Friday, December 12, 2008

All your US Navy base are belong to us

Recently I had my first excursion to a real life US military base here in Japan. Not any base, but the largest base in Japan; the Yokosuka navy base. It was an almost surreal experience, as me and Ms. Sunshine merrily walked from the station to the actual base and as we gradually got closer, signs, menus etc. started appearing in English and not only in Japanese. It felt a bit strange to see a noodle ship with the menu items rudimentary laid out in English and posts for apartments in the usual Japanese style, but all in English.

After being roughly told off by men with guns to wait a few meters away from the entrance we waited for our military friend to pick us up and guide us through the necessary paperwork needed to gain entrance to the base. Fortunately, since the US has not yet labeled Sweden as a part of the axis of evil and Japan is a close strategic military ally we could quickly go through the process and avoid being sent to Guantanamo. My key concern at the base was to avoid being shot by any of the military personnel since, even though the base is located on Japanese soil and lies under Japanese law, the US military has jurisdiction over any crimes committed by military personnel on the base, which theoretically means that I could have gotten the New York style Haitian immigrant treatment without any repercussions to the shooters if they were smooth enough.

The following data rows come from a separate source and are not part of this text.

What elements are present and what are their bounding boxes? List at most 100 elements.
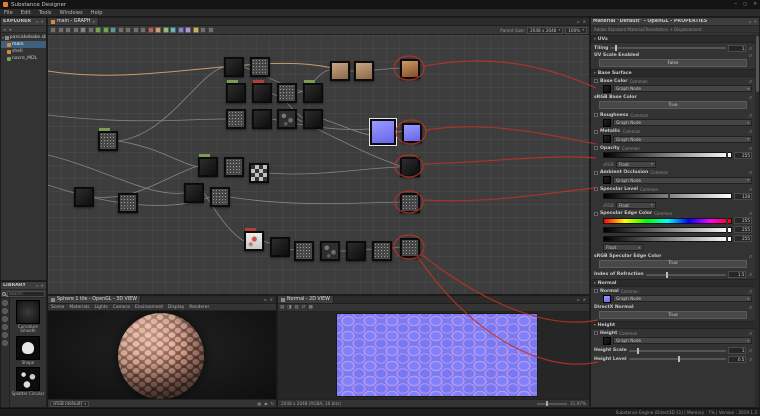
height-level-value[interactable]: 0.5 bbox=[728, 355, 747, 363]
category-icon[interactable] bbox=[2, 340, 8, 346]
height-scale-slider[interactable] bbox=[628, 347, 727, 354]
ior-slider[interactable] bbox=[645, 271, 727, 278]
explorer-item-main[interactable]: main bbox=[1, 41, 46, 48]
graph-toolbar-icon-13[interactable] bbox=[147, 27, 154, 33]
reset-icon[interactable]: ↺ bbox=[748, 146, 752, 151]
library-search-input[interactable] bbox=[7, 290, 45, 297]
graph-node-19[interactable] bbox=[270, 237, 290, 257]
colorspace-dropdown[interactable]: sRGB (default) ▾ bbox=[50, 400, 89, 407]
explorer-package[interactable]: ▾ pancakebake.sbs* bbox=[1, 34, 46, 41]
graph-node-22[interactable] bbox=[346, 241, 366, 261]
specular-edge-value-g[interactable]: 255 bbox=[734, 226, 752, 233]
swap-icon[interactable]: ⇄ bbox=[302, 305, 306, 310]
reset-icon[interactable]: ↺ bbox=[748, 53, 752, 58]
filter-icon[interactable]: ≡ bbox=[3, 27, 6, 32]
height-checkbox[interactable] bbox=[594, 331, 598, 335]
srgb-specular-edge-toggle[interactable]: True bbox=[599, 259, 747, 268]
section-height[interactable]: ▾ Height bbox=[591, 321, 755, 329]
explorer-item-shell[interactable]: shell bbox=[1, 48, 46, 55]
metallic-checkbox[interactable] bbox=[594, 129, 598, 134]
tab-close-icon[interactable]: ✕ bbox=[92, 20, 95, 24]
reset-icon[interactable]: ↺ bbox=[748, 187, 752, 192]
reset-icon[interactable]: ↺ bbox=[748, 79, 752, 84]
close-button[interactable]: ✕ bbox=[753, 2, 757, 7]
graph-toolbar-icon-16[interactable] bbox=[170, 27, 176, 33]
refresh-icon[interactable]: ↻ bbox=[271, 401, 274, 406]
section-uvs[interactable]: ▾ UVs bbox=[591, 35, 755, 43]
graph-node-14[interactable] bbox=[224, 157, 244, 177]
graph-toolbar-icon-4[interactable] bbox=[80, 27, 86, 33]
height-scale-value[interactable]: 1 bbox=[728, 347, 747, 354]
save-icon[interactable]: ◨ bbox=[287, 305, 291, 310]
normal-source-dropdown[interactable]: Graph Node ▾ bbox=[613, 295, 752, 302]
height-level-slider[interactable] bbox=[628, 356, 727, 362]
graph-node-13[interactable] bbox=[198, 154, 218, 177]
graph-node-26[interactable] bbox=[354, 61, 374, 81]
reset-icon[interactable]: ↺ bbox=[748, 357, 752, 362]
view3d-tab[interactable]: Sphere 1 tile - OpenGL - 3D VIEW bbox=[48, 296, 142, 303]
panel-close-icon[interactable]: ✕ bbox=[270, 297, 273, 302]
graph-toolbar-icon-10[interactable] bbox=[125, 27, 131, 33]
reset-icon[interactable]: ↺ bbox=[748, 289, 752, 294]
panel-float-icon[interactable]: ▫ bbox=[36, 283, 39, 288]
graph-node-9[interactable] bbox=[226, 109, 246, 129]
graph-toolbar-icon-2[interactable] bbox=[65, 27, 71, 33]
graph-toolbar-icon-1[interactable] bbox=[57, 27, 64, 33]
view3d-menu-renderer[interactable]: Renderer bbox=[189, 305, 209, 310]
view3d-menu-display[interactable]: Display bbox=[168, 305, 184, 310]
menu-windows[interactable]: Windows bbox=[60, 10, 83, 16]
menu-file[interactable]: File bbox=[4, 10, 13, 16]
graph-node-0[interactable] bbox=[98, 128, 118, 151]
graph-node-28[interactable] bbox=[369, 118, 397, 146]
graph-node-15[interactable] bbox=[249, 163, 269, 183]
graph-node-25[interactable] bbox=[330, 61, 350, 81]
graph-toolbar-icon-3[interactable] bbox=[72, 27, 79, 33]
category-icon[interactable] bbox=[2, 300, 8, 306]
graph-node-12[interactable] bbox=[303, 109, 323, 129]
section-normal[interactable]: ▾ Normal bbox=[591, 279, 755, 287]
section-base-surface[interactable]: ▾ Base Surface bbox=[591, 69, 755, 77]
graph-toolbar-icon-20[interactable] bbox=[200, 27, 206, 33]
view2d-tab[interactable]: Normal - 2D VIEW bbox=[278, 296, 334, 303]
menu-help[interactable]: Help bbox=[91, 10, 103, 16]
specular-edge-color-checkbox[interactable] bbox=[594, 211, 598, 216]
explorer-item-nacre_MDL[interactable]: nacre_MDL bbox=[1, 55, 46, 62]
material-preview-sphere[interactable] bbox=[118, 313, 204, 399]
menu-edit[interactable]: Edit bbox=[21, 10, 31, 16]
minimize-button[interactable]: ─ bbox=[734, 2, 737, 7]
graph-node-2[interactable] bbox=[118, 193, 138, 213]
graph-node-24[interactable] bbox=[400, 238, 420, 258]
specular-level-format-dropdown[interactable]: Float ▾ bbox=[615, 201, 656, 209]
tiling-slider[interactable] bbox=[610, 45, 727, 51]
roughness-source-dropdown[interactable]: Graph Node ▾ bbox=[613, 119, 752, 126]
graph-toolbar-icon-11[interactable] bbox=[132, 27, 139, 33]
properties-scrollbar[interactable] bbox=[755, 34, 759, 407]
graph-node-18[interactable] bbox=[244, 228, 264, 251]
graph-tab[interactable]: main - GRAPH ✕ bbox=[48, 18, 100, 25]
graph-node-31[interactable] bbox=[400, 193, 420, 213]
directx-normal-toggle[interactable]: True bbox=[599, 311, 747, 319]
view3d-menu-materials[interactable]: Materials bbox=[69, 305, 89, 310]
reset-icon[interactable]: ↺ bbox=[748, 170, 752, 175]
graph-node-1[interactable] bbox=[74, 187, 94, 207]
menu-tools[interactable]: Tools bbox=[39, 10, 52, 16]
category-icon[interactable] bbox=[2, 332, 8, 338]
view3d-menu-camera[interactable]: Camera bbox=[113, 305, 130, 310]
opacity-format-dropdown[interactable]: Float ▾ bbox=[615, 160, 656, 168]
graph-node-16[interactable] bbox=[184, 183, 204, 203]
reset-icon[interactable]: ↺ bbox=[748, 272, 752, 277]
graph-toolbar-icon-15[interactable] bbox=[162, 27, 169, 33]
camera-reset-icon[interactable]: ◉ bbox=[264, 401, 268, 406]
panel-close-icon[interactable]: ✕ bbox=[41, 283, 44, 288]
view3d-menu-scene[interactable]: Scene bbox=[51, 305, 64, 310]
zoom-slider[interactable] bbox=[537, 401, 568, 406]
base-color-checkbox[interactable] bbox=[594, 79, 598, 83]
graph-node-27[interactable] bbox=[400, 59, 420, 79]
ior-value[interactable]: 1.5 bbox=[728, 271, 747, 278]
library-item[interactable]: Shape bbox=[16, 335, 40, 365]
metallic-source-dropdown[interactable]: Graph Node ▾ bbox=[613, 135, 752, 143]
specular-level-gradient-slider[interactable] bbox=[603, 193, 732, 201]
panel-close-icon[interactable]: ✕ bbox=[41, 19, 44, 24]
panel-float-icon[interactable]: ▫ bbox=[749, 19, 752, 24]
graph-node-17[interactable] bbox=[210, 187, 230, 207]
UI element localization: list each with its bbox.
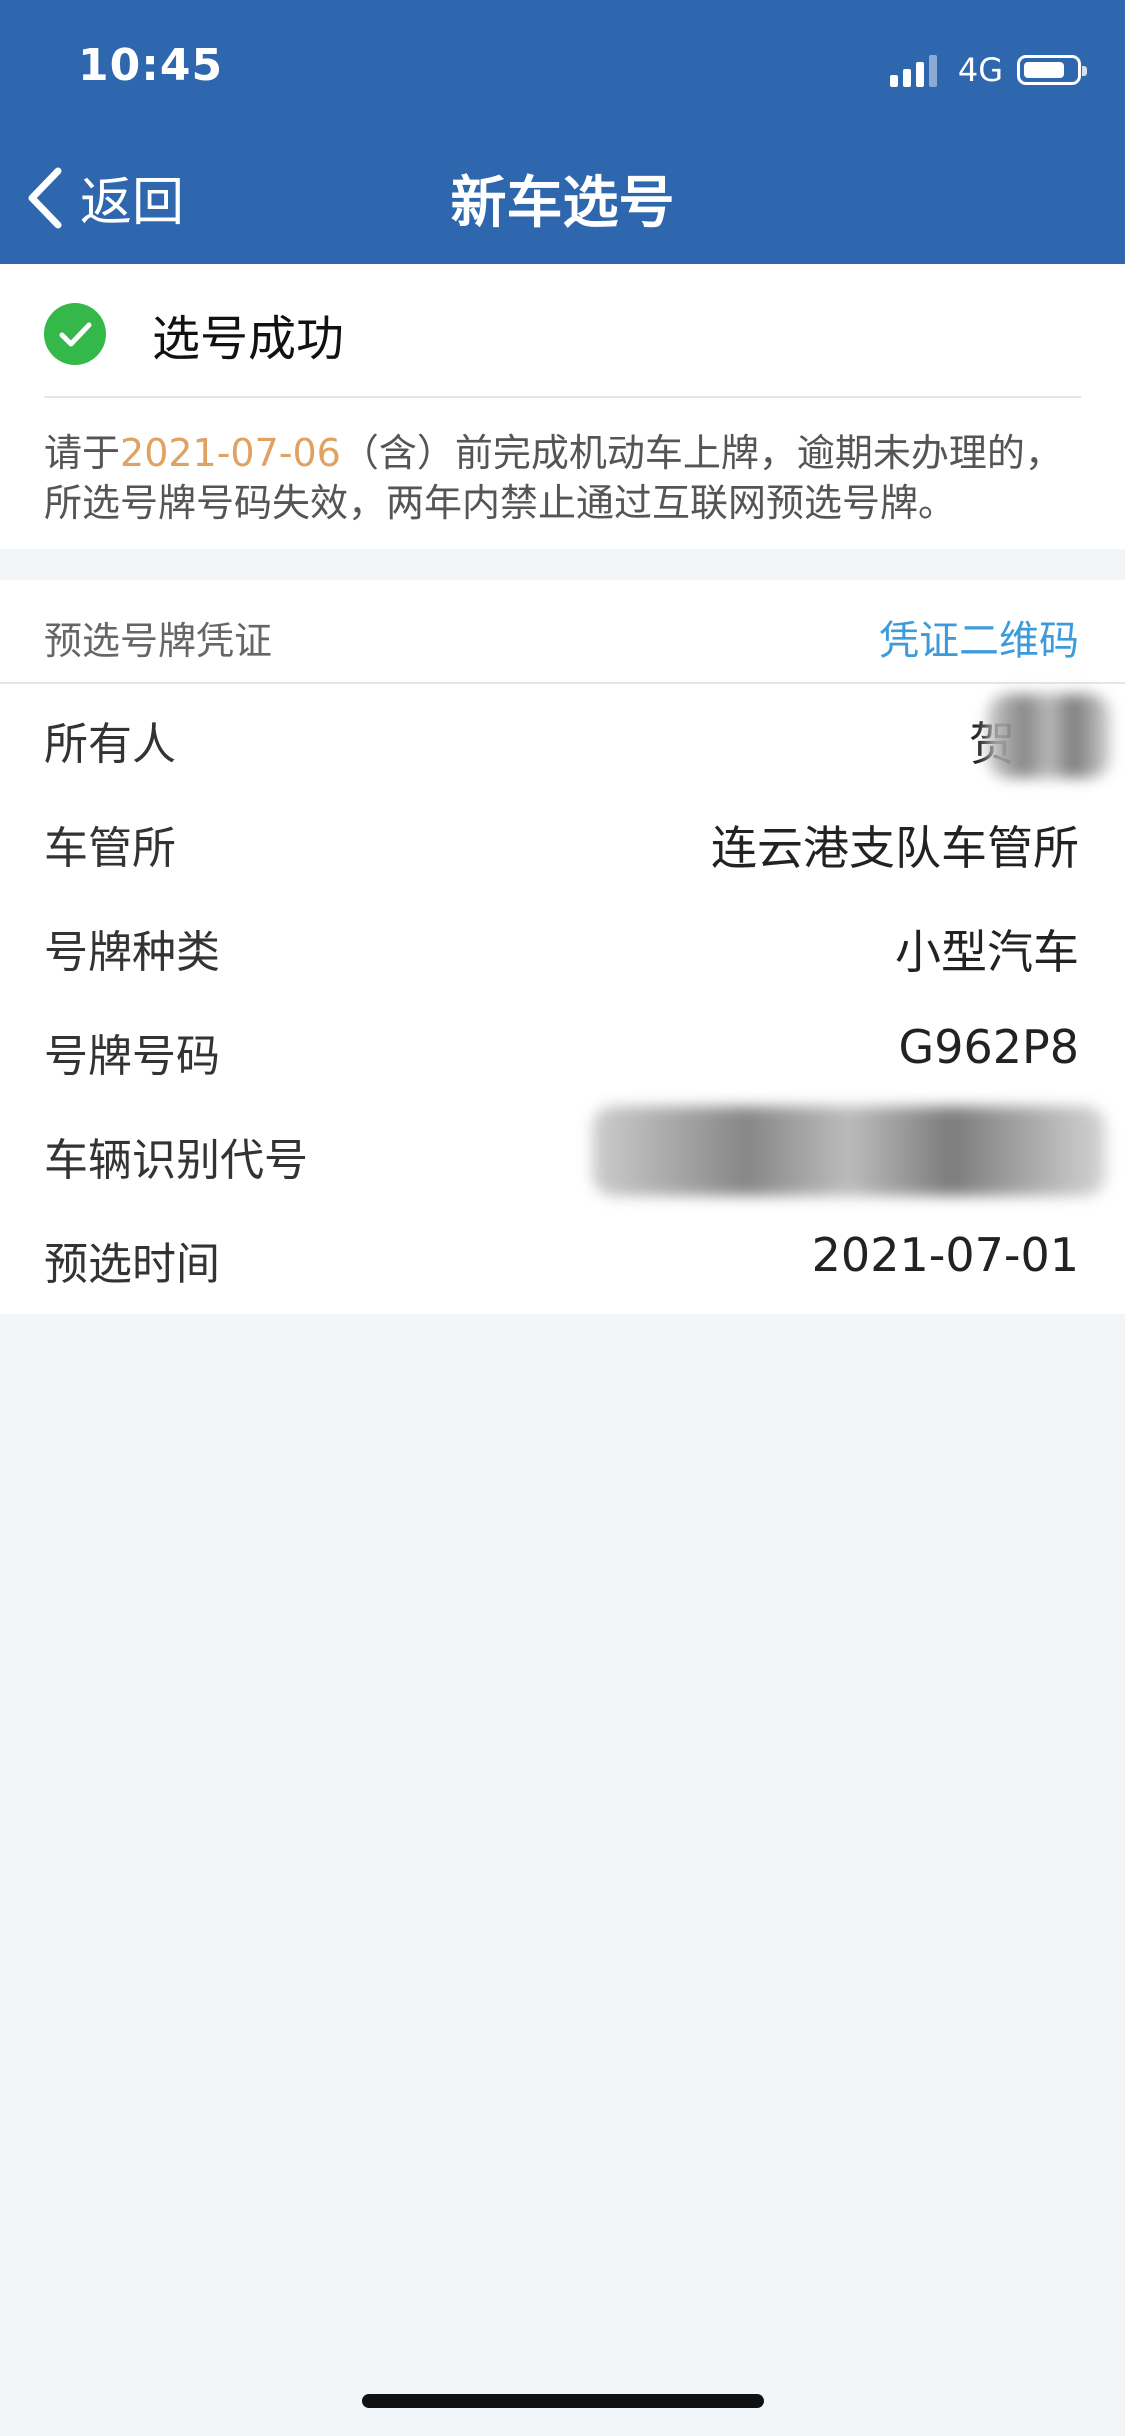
cellular-signal-icon: [889, 53, 942, 87]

The actual base struck me as remarkably unremarkable, it looked less than my expectations of a military base and more like an immigrant heavy suburb to Stockholm, minus the graffiti and with only white buildings. Somewhere around my fifth question to my host regarding under which conditions the guards would actually shoot at me and what actions on my behalf could get him court-martialed (since we were allowed in under his responsibility) Ms. Sunshine started to get worried about what I actually had in mind to do and stopped any further inquiries into this fascinating subject.

As we reached the on-base shopping center and our main destination things started to get surreal for real. It felt like we had been dropped in the middle of a boring small US shopping mall and not like we still were in Japan at all. Moving around the area were mostly western people with just a few Japanese people and at the entrance of the store they had even brought in one of those huge cumbersome and defect prone US style soda machines and as added measure, it only accepted US dollars.

As we entered the store, the illusion was complete. The nowadays familiar Japanese brands were nowhere in sight and the selection of everything from candies, clothes to DVD movies were the same as we had been in a US store. Even the Japanese brands they did carry were obviously “imported and then exported back to Japan” with English packaging. Since we usually do not have this kind of access to western product brands and also adding that the prices were both cheap to begin with and also tax-free, a minor shopping spree was initiated. The most prominent and important purchase was probably the full set of Arrested Development DVDs since my previously bought pirated copies were wearing a bit thin.

I guess this is the closest you can get to a day trip to the US here in Japan and it was an interesting experience.


Martin said...

When i was in Bosnia during the 90´s i went to several American military bases. It was just as you described and we also had our share of shopping sprees.
There were romours that one of the first things the Americans flew in when Nato took over the operations there was a Pizza Hut kiosk. And the camps seemed to be very sponsored if you ask me.

Anonymous said...

Typical Euro Trash. While expressing disdain for all things American or Military, this grammatically challenged Viking has no qualms about befriending one of these American Military fellows in order to tour that base he despises so much and engage in a shopping orgy obtaining the very items he holds in such low regard.

Mr. Salaryman said...

Nice! Well done Kaiju!

I have plenty of American friends and if you somewhere read into it that I am "expressing disdain for all things American or Military" you're way too sensitive.

I think it just takes a quick look around the blog to see that there's plenty of things from the US I like a lot.

That said, I feel that there are a plenty of things wrong with US foreign policy (which I hope will change in the near future with the leadership change in the US) but if you want to know more details on that I suggest you send me an e-mail since this is not a political blog. Thanks for commenting and take it easy!

Chefantwon's Rant said...

Actually, the base is on US soil under the Status Of Forces Agreement (SOFA). Any crimes commited upon the base are under US jurisdiction unless it involves a Japanese national.

The guards at the main gate generally won't shoot to kill unless you have a firearm or are threatening to kill them. Other areas on the base are not so friendly.